Midge Maisel Solely Wore a Bra

Midge Maisel

Midge Maisel Solely Wore a Bra in The Marvelous Mrs. Maisel that needed to be made in Paris

Donna Zakowska, the costume designer of the wonderful woman Maisel is extremely master of the colors. Zakowska is classically trained as a painter, which explains why the colors on the show are so phenomenal. She approaches the color like a musician of the composition – and lifts the award-winning show into a visually breathtaking harmony.

“I think clothing can be like words. Clothing has a kind of poetry,” Zakowska shared with POPSUGAR. “I always associate my own interests and love of poetry with color, and that has to do with clothing.”

When Zakowska designs a costume, she focuses on the story that is conveyed by the chosen colors. Midge Maisel’s (Rachel Brosnahan) costume at the end of season two, in which she wore a white, red, and green ensemble, is an excellent example. Zakowska said to her assistant, “I think this costume is about innocence.” Her assistant asked, “Oh God, what do you mean?” Zakowska explained that “the idea that green is heroic means that Midge is heroic. There is always a subtext.”

“I think clothing can be like words. Clothing has a kind of poetry.” – Donna Zakowska

A lively palette and rich subtext are an integral part of excellent costume design, but every creative decision by Zakowska must also reflect the authenticity of that time. In each season of  The Marvelous Mrs. Maisel Zakowska does intensive research to accurately reflect the style of the 1950s and 1960s. “I have many Vogue from that time,” said Zakowska. “Books, photographs, there is a lot of research. I refer to certain magazines like Bloom that deal with nature and flowers. And sometimes I could put that in a picture next to Vogue integrate and then something historical. ”

An impressive 95 percent of the show’s key clothing items were designed and manufactured specifically for the show. The remaining five percent were made up of costumes and some vintage pieces. Zakowska never redesigns a modern garment. “I don’t think I would get the fabric and color I want. This is so important to me because I don’t normally do that. But we really design and build all of their hats – so much of it is designed.”

Midge Maisel Solely Wore a Bra 1

The shape of Midges hats and outfits was critical to show a slight transition between the late 50s in season two and the early 60s in season three. “I think it’s really interesting to deal with the transition from ’59 to ’62 because I don’t think it’s done that often,” Zakowska says. “I think people always jump. Like in the 50s and then suddenly in the 60s, when there are a lot more transitions. The whole silhouette changes: It starts to cling to the body, although there is still one a little fullness in certain details. And then, of course, there are all these crazy bucket hats. So it’s about finding the fine line that makes it believable. ”

“You definitely have a lot of nice hats in London and you definitely have hat culture there,” said Zakowska, knowing that I was based in the city. “I supported a lot of people in London and I always love working in England.” She added that she really loves the hats on The Crown. “Maybe I will have to find this hatter at some point.”

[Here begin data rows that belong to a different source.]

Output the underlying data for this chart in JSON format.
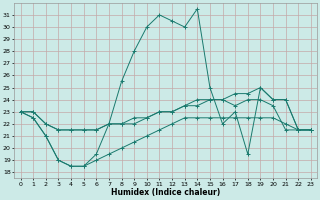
{
  "title": "",
  "xlabel": "Humidex (Indice chaleur)",
  "ylabel": "",
  "background_color": "#cceae7",
  "grid_color": "#c4a8a8",
  "line_color": "#1a7a6e",
  "xlim": [
    -0.5,
    23.5
  ],
  "ylim": [
    17.5,
    32
  ],
  "yticks": [
    18,
    19,
    20,
    21,
    22,
    23,
    24,
    25,
    26,
    27,
    28,
    29,
    30,
    31
  ],
  "xticks": [
    0,
    1,
    2,
    3,
    4,
    5,
    6,
    7,
    8,
    9,
    10,
    11,
    12,
    13,
    14,
    15,
    16,
    17,
    18,
    19,
    20,
    21,
    22,
    23
  ],
  "xtick_labels": [
    "0",
    "1",
    "2",
    "3",
    "4",
    "5",
    "6",
    "7",
    "8",
    "9",
    "10",
    "11",
    "12",
    "13",
    "14",
    "15",
    "16",
    "17",
    "18",
    "19",
    "20",
    "21",
    "22",
    "23"
  ],
  "series": [
    [
      23.0,
      22.5,
      21.0,
      19.0,
      18.5,
      18.5,
      19.0,
      19.5,
      20.0,
      20.5,
      21.0,
      21.5,
      22.0,
      22.5,
      22.5,
      22.5,
      22.5,
      22.5,
      22.5,
      22.5,
      22.5,
      22.0,
      21.5,
      21.5
    ],
    [
      23.0,
      22.5,
      21.0,
      19.0,
      18.5,
      18.5,
      19.5,
      22.0,
      25.5,
      28.0,
      30.0,
      31.0,
      30.5,
      30.0,
      31.5,
      25.0,
      22.0,
      23.0,
      19.5,
      25.0,
      24.0,
      24.0,
      21.5,
      21.5
    ],
    [
      23.0,
      23.0,
      22.0,
      21.5,
      21.5,
      21.5,
      21.5,
      22.0,
      22.0,
      22.5,
      22.5,
      23.0,
      23.0,
      23.5,
      24.0,
      24.0,
      24.0,
      24.5,
      24.5,
      25.0,
      24.0,
      24.0,
      21.5,
      21.5
    ],
    [
      23.0,
      23.0,
      22.0,
      21.5,
      21.5,
      21.5,
      21.5,
      22.0,
      22.0,
      22.0,
      22.5,
      23.0,
      23.0,
      23.5,
      23.5,
      24.0,
      24.0,
      23.5,
      24.0,
      24.0,
      23.5,
      21.5,
      21.5,
      21.5
    ]
  ]
}
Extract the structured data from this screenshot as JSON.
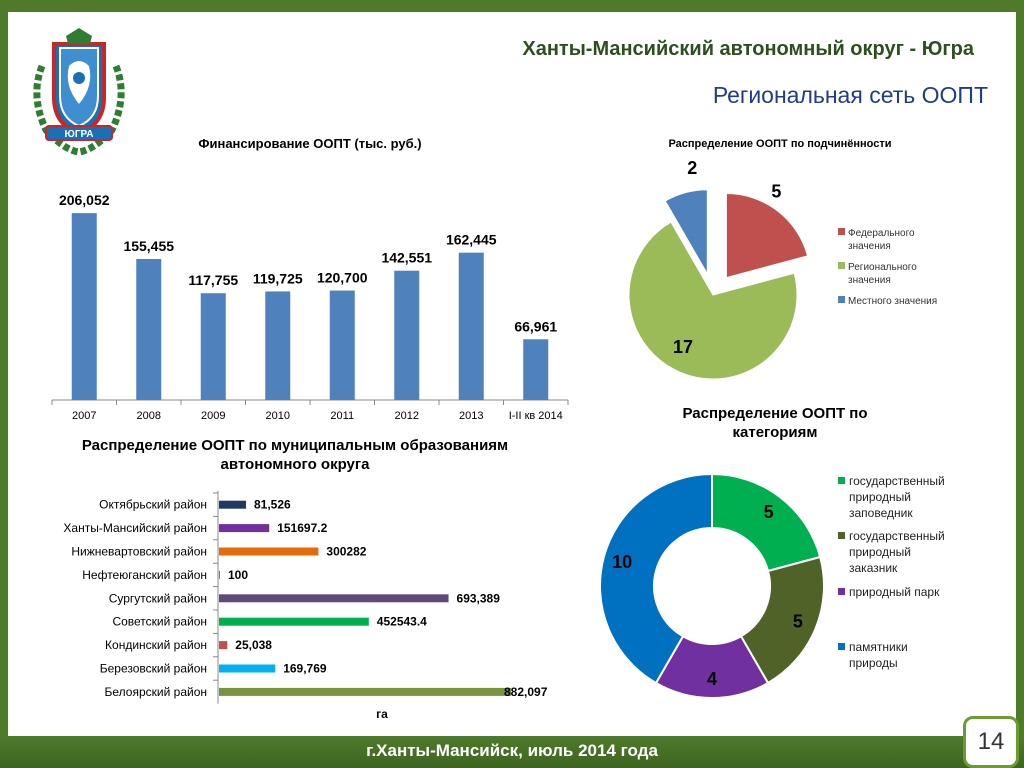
{
  "header": {
    "title": "Ханты-Мансийский автономный округ - Югра",
    "subtitle": "Региональная сеть ООПТ",
    "emblem_text": "ЮГРА"
  },
  "footer": {
    "text": "г.Ханты-Мансийск, июль 2014 года",
    "page_number": "14"
  },
  "colors": {
    "frame": "#4e7a2a",
    "bar_blue": "#4f81bd"
  },
  "chart_data": [
    {
      "type": "bar",
      "title": "Финансирование ООПТ (тыс. руб.)",
      "categories": [
        "2007",
        "2008",
        "2009",
        "2010",
        "2011",
        "2012",
        "2013",
        "I-II кв 2014"
      ],
      "values": [
        206052,
        155455,
        117755,
        119725,
        120700,
        142551,
        162445,
        66961
      ],
      "labels": [
        "206,052",
        "155,455",
        "117,755",
        "119,725",
        "120,700",
        "142,551",
        "162,445",
        "66,961"
      ],
      "ylim": [
        0,
        215000
      ],
      "color": "#4f81bd"
    },
    {
      "type": "pie",
      "title": "Распределение ООПТ по подчинённости",
      "categories": [
        "Федерального значения",
        "Регионального значения",
        "Местного значения"
      ],
      "values": [
        5,
        17,
        2
      ],
      "colors": [
        "#c0504d",
        "#9bbb59",
        "#4f81bd"
      ],
      "legend": "right"
    },
    {
      "type": "bar",
      "orientation": "horizontal",
      "title": "Распределение ООПТ по муниципальным образованиям автономного округа",
      "xlabel": "га",
      "categories": [
        "Октябрьский район",
        "Ханты-Мансийский район",
        "Нижневартовский район",
        "Нефтеюганский район",
        "Сургутский район",
        "Советский район",
        "Кондинский район",
        "Березовский район",
        "Белоярский район"
      ],
      "values": [
        81526,
        151697.2,
        300282,
        100,
        693389,
        452543.4,
        25038,
        169769,
        882097
      ],
      "labels": [
        "81,526",
        "151697.2",
        "300282",
        "100",
        "693,389",
        "452543.4",
        "25,038",
        "169,769",
        "882,097"
      ],
      "colors": [
        "#1f3864",
        "#7030a0",
        "#e46c0a",
        "#4f81bd",
        "#604a7b",
        "#00b050",
        "#c0504d",
        "#00b0f0",
        "#77933c"
      ],
      "xlim": [
        0,
        882097
      ]
    },
    {
      "type": "pie",
      "subtype": "donut",
      "title": "Распределение ООПТ по категориям",
      "categories": [
        "государственный природный заповедник",
        "государственный природный заказник",
        "природный парк",
        "памятники природы"
      ],
      "legend_lines": [
        [
          "государственный",
          "природный",
          "заповедник"
        ],
        [
          "государственный",
          "природный",
          "заказник"
        ],
        [
          "природный парк"
        ],
        [
          "памятники",
          "природы"
        ]
      ],
      "values": [
        5,
        5,
        4,
        10
      ],
      "colors": [
        "#00b050",
        "#4f6228",
        "#7030a0",
        "#0070c0"
      ],
      "legend": "right"
    }
  ]
}
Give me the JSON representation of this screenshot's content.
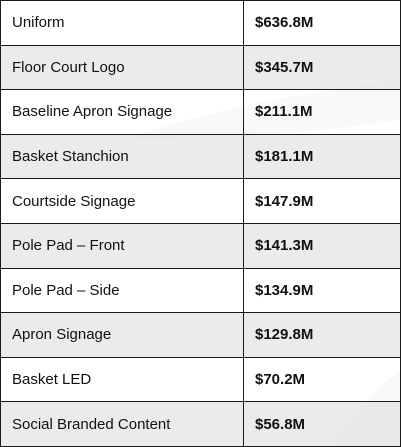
{
  "table": {
    "rows": [
      {
        "asset": "Uniform",
        "value": "$636.8M"
      },
      {
        "asset": "Floor Court Logo",
        "value": "$345.7M"
      },
      {
        "asset": "Baseline Apron Signage",
        "value": "$211.1M"
      },
      {
        "asset": "Basket Stanchion",
        "value": "$181.1M"
      },
      {
        "asset": "Courtside Signage",
        "value": "$147.9M"
      },
      {
        "asset": "Pole Pad – Front",
        "value": "$141.3M"
      },
      {
        "asset": "Pole Pad – Side",
        "value": "$134.9M"
      },
      {
        "asset": "Apron Signage",
        "value": "$129.8M"
      },
      {
        "asset": "Basket LED",
        "value": "$70.2M"
      },
      {
        "asset": "Social Branded Content",
        "value": "$56.8M"
      }
    ]
  },
  "colors": {
    "border": "#1a1a1a",
    "row_shade": "#e8e8e8",
    "text": "#111111"
  }
}
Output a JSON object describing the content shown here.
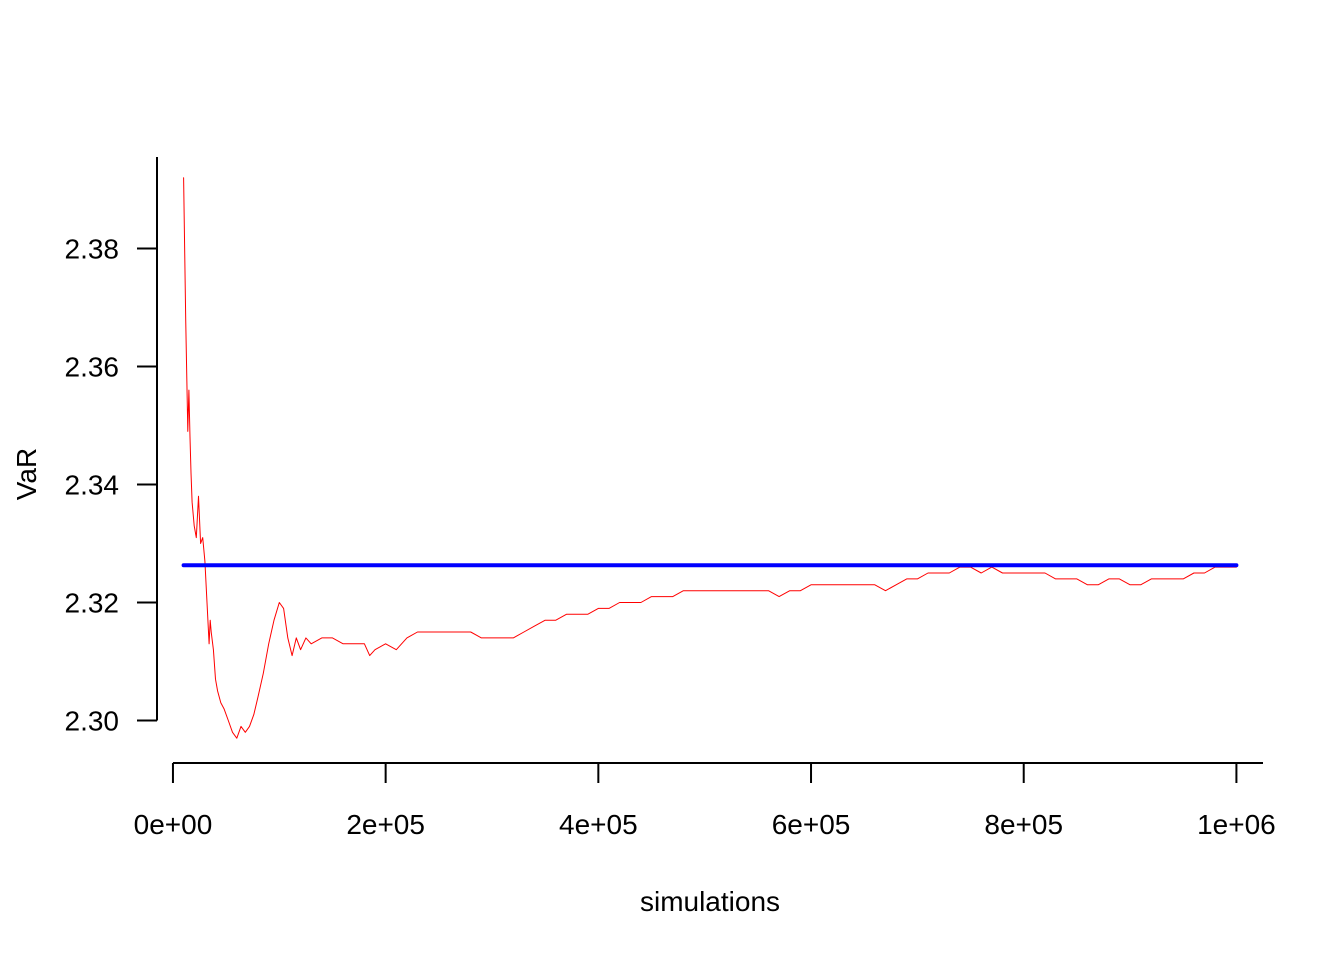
{
  "chart_data": {
    "type": "line",
    "title": "",
    "xlabel": "simulations",
    "ylabel": "VaR",
    "xlim": [
      -15000,
      1025000
    ],
    "ylim": [
      2.2928,
      2.3955
    ],
    "x_ticks": [
      0,
      200000,
      400000,
      600000,
      800000,
      1000000
    ],
    "x_tick_labels": [
      "0e+00",
      "2e+05",
      "4e+05",
      "6e+05",
      "8e+05",
      "1e+06"
    ],
    "y_ticks": [
      2.3,
      2.32,
      2.34,
      2.36,
      2.38
    ],
    "y_tick_labels": [
      "2.30",
      "2.32",
      "2.34",
      "2.36",
      "2.38"
    ],
    "grid": false,
    "legend": "none",
    "series": [
      {
        "color": "#ff0000",
        "line_width": 1,
        "x": [
          10000,
          12000,
          14000,
          15000,
          16000,
          17000,
          18000,
          20000,
          22000,
          24000,
          26000,
          28000,
          30000,
          32000,
          34000,
          35000,
          36000,
          38000,
          40000,
          42000,
          45000,
          48000,
          52000,
          56000,
          60000,
          64000,
          68000,
          72000,
          76000,
          80000,
          85000,
          90000,
          95000,
          100000,
          104000,
          108000,
          112000,
          116000,
          120000,
          125000,
          130000,
          140000,
          150000,
          160000,
          170000,
          180000,
          185000,
          190000,
          200000,
          210000,
          220000,
          230000,
          240000,
          250000,
          260000,
          270000,
          280000,
          290000,
          300000,
          310000,
          320000,
          330000,
          340000,
          350000,
          360000,
          370000,
          380000,
          390000,
          400000,
          410000,
          420000,
          430000,
          440000,
          450000,
          460000,
          470000,
          480000,
          490000,
          500000,
          510000,
          520000,
          530000,
          540000,
          550000,
          560000,
          570000,
          580000,
          590000,
          600000,
          610000,
          620000,
          630000,
          640000,
          650000,
          660000,
          670000,
          680000,
          690000,
          700000,
          710000,
          720000,
          730000,
          740000,
          750000,
          760000,
          770000,
          780000,
          790000,
          800000,
          810000,
          820000,
          830000,
          840000,
          850000,
          860000,
          870000,
          880000,
          890000,
          900000,
          910000,
          920000,
          930000,
          940000,
          950000,
          960000,
          970000,
          980000,
          990000,
          1000000
        ],
        "y": [
          2.392,
          2.368,
          2.349,
          2.356,
          2.348,
          2.342,
          2.337,
          2.333,
          2.331,
          2.338,
          2.33,
          2.331,
          2.327,
          2.32,
          2.313,
          2.317,
          2.315,
          2.312,
          2.307,
          2.305,
          2.303,
          2.302,
          2.3,
          2.298,
          2.297,
          2.299,
          2.298,
          2.299,
          2.301,
          2.304,
          2.308,
          2.313,
          2.317,
          2.32,
          2.319,
          2.314,
          2.311,
          2.314,
          2.312,
          2.314,
          2.313,
          2.314,
          2.314,
          2.313,
          2.313,
          2.313,
          2.311,
          2.312,
          2.313,
          2.312,
          2.314,
          2.315,
          2.315,
          2.315,
          2.315,
          2.315,
          2.315,
          2.314,
          2.314,
          2.314,
          2.314,
          2.315,
          2.316,
          2.317,
          2.317,
          2.318,
          2.318,
          2.318,
          2.319,
          2.319,
          2.32,
          2.32,
          2.32,
          2.321,
          2.321,
          2.321,
          2.322,
          2.322,
          2.322,
          2.322,
          2.322,
          2.322,
          2.322,
          2.322,
          2.322,
          2.321,
          2.322,
          2.322,
          2.323,
          2.323,
          2.323,
          2.323,
          2.323,
          2.323,
          2.323,
          2.322,
          2.323,
          2.324,
          2.324,
          2.325,
          2.325,
          2.325,
          2.326,
          2.326,
          2.325,
          2.326,
          2.325,
          2.325,
          2.325,
          2.325,
          2.325,
          2.324,
          2.324,
          2.324,
          2.323,
          2.323,
          2.324,
          2.324,
          2.323,
          2.323,
          2.324,
          2.324,
          2.324,
          2.324,
          2.325,
          2.325,
          2.326,
          2.326,
          2.326
        ]
      },
      {
        "color": "#0000ff",
        "line_width": 4,
        "x": [
          10000,
          1000000
        ],
        "y": [
          2.3263,
          2.3263
        ]
      }
    ]
  }
}
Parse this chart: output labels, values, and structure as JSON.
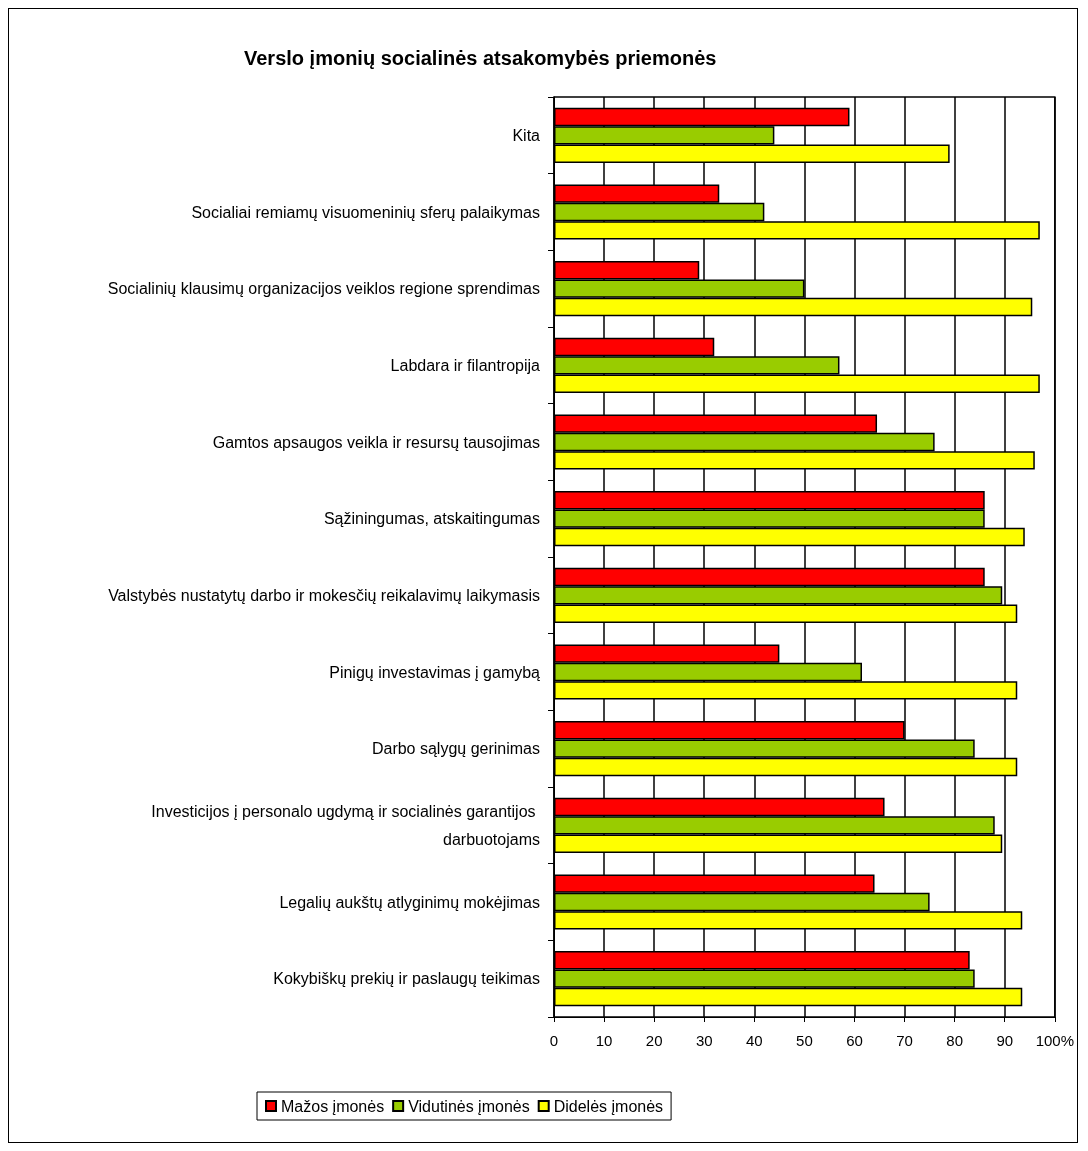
{
  "chart_data": {
    "type": "bar",
    "orientation": "horizontal",
    "title": "Verslo įmonių socialinės atsakomybės priemonės",
    "categories": [
      "Kita",
      "Socialiai remiamų visuomeninių sferų palaikymas",
      "Socialinių klausimų organizacijos veiklos regione sprendimas",
      "Labdara ir filantropija",
      "Gamtos apsaugos veikla ir resursų tausojimas",
      "Sąžiningumas, atskaitingumas",
      "Valstybės nustatytų darbo ir mokesčių reikalavimų laikymasis",
      "Pinigų investavimas į gamybą",
      "Darbo sąlygų gerinimas",
      "Investicijos į personalo ugdymą ir socialinės garantijos darbuotojams",
      "Legalių aukštų atlyginimų mokėjimas",
      "Kokybiškų prekių ir paslaugų teikimas"
    ],
    "series": [
      {
        "name": "Mažos įmonės",
        "color": "#ff0000",
        "values": [
          59,
          33,
          29,
          32,
          64.5,
          86,
          86,
          45,
          70,
          66,
          64,
          83
        ]
      },
      {
        "name": "Vidutinės įmonės",
        "color": "#99cc00",
        "values": [
          44,
          42,
          50,
          57,
          76,
          86,
          89.5,
          61.5,
          84,
          88,
          75,
          84
        ]
      },
      {
        "name": "Didelės įmonės",
        "color": "#ffff00",
        "values": [
          79,
          97,
          95.5,
          97,
          96,
          94,
          92.5,
          92.5,
          92.5,
          89.5,
          93.5,
          93.5
        ]
      }
    ],
    "xlim": [
      0,
      100
    ],
    "xticks": [
      0,
      10,
      20,
      30,
      40,
      50,
      60,
      70,
      80,
      90,
      {
        "value": 100,
        "label": "100%"
      }
    ],
    "grid": "x",
    "legend": "bottom"
  }
}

“Musically, we create a rhythm with the color. So the challenge is to keep developing good melodies.” – Donna Zakowska

The crown especially the third season, is a source of inspiration for Zakowska. “I pretty much liked the third season,” she said. “There are some wonderful ensembles there. I really like the pieces of the era.” She also loved the costume design in Peaky Blinders. “I love Peaky Blinders the whole show. I think if it works, the whole thing works – if the scenery and the costumes and everything has a kind of vision.”

One of the biggest challenges for Zakowska was to get the underwear right so that the clothes lay on the body of the actor in an authentic way for the time. “I put a lot of effort into making her underwear,” she said. “[Midge’s] Bras are only made in Paris because that was the only place I could find the bra. I have a bra, she only likes it. After all, I thought we had to find someone to copy it So the challenge is always that the underwear is right and the actor is comfortable in it. ”

Zakowska also found it particularly challenging to “define things by color” because “she uses it as an emotional aspect of clothing”. The range of costume designs “determines the pace and rhythm” of the series, she explains. “It’s like a song – you can’t repeat the chorus over and over again. That’s why I always compare it a little bit with the musical. Musically, we create a rhythm with the color. So the challenge is to think of the good notes again and again. ”

Even though Zakowska was so skilled in the costume design of the 50s and 60s, he made it clear that “I am not a very 50s person”. If she could pick an era of fashion that she could wear for the rest of her life, it would be the all-black Japanese punk style of the early 80s. Who would have thought that? “Rei Kawakubo, Yohji Yamamoto, Issey Miyake, these are my favorite designers,” said Zakowska. “It was like the height of Japanese fashion.”